AS melakukan operasi palu godam yang aktif dan sukses terhadap opini Barat tentang China.
Ketika Beijing memiliki keberanian untuk membalas perang propaganda ini, maka, secara diam-diam, seperti yang dapat Anda lihat dengan artikel seperti Dewan Hubungan Luar Negeri, analisnya sendiri menyalahkan Beijing atas konteks geopolitik yang mereka ciptakan.
Wacana “diplomasi prajurit serigala” dalam hal ini tidak jujur, menyesatkan, dan tidak membantu karena membingkai China sebagai pelaku ketika hanya bereaksi terhadap permusuhan yang dimulai oleh AS sendiri.

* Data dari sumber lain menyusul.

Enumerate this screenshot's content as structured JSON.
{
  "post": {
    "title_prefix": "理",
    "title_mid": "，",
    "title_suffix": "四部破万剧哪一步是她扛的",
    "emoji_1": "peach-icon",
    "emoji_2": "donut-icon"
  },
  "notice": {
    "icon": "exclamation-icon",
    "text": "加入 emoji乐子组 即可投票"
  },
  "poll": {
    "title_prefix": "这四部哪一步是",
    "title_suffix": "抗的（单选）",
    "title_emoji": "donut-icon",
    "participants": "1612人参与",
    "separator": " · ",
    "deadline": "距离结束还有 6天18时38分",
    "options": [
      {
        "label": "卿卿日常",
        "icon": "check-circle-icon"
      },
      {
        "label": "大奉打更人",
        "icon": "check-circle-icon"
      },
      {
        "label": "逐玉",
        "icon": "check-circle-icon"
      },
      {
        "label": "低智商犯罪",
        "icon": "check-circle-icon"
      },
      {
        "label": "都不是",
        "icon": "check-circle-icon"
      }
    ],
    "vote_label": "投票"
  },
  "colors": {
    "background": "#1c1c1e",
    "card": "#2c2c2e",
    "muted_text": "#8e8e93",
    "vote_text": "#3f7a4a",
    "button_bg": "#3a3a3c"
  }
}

Beijing dicemooh karena dipaksa untuk membuat tanggapan politik terhadap tindakan bermusuhan oleh AS.
Misalnya, dengan penculikan eksekutif Huawei Meng Wanzhou di Kanada pada tahun 2018 dan memaksa China untuk menanggapi secara bergantian, Beijing kemudian dijebak sebagai agresor dan “melakukan diplomasi sandera.”
Demikian juga, posisi China di Taiwan, Laut China Selatan, Hong Kong, dan sebagainya, bukanlah hal baru sama sekali, tetapi AS telah menyoroti masalah inidan berusaha untuk menekan Beijing.
Singkatnya, ada sedikit analisis di Barat tentang bagaimana aktivitas AS yang aktif memicu konflik geopolitik menciptakan permusuhan seperti itu, atau meminta pertanggungjawaban Washington atas propaganda globalnya.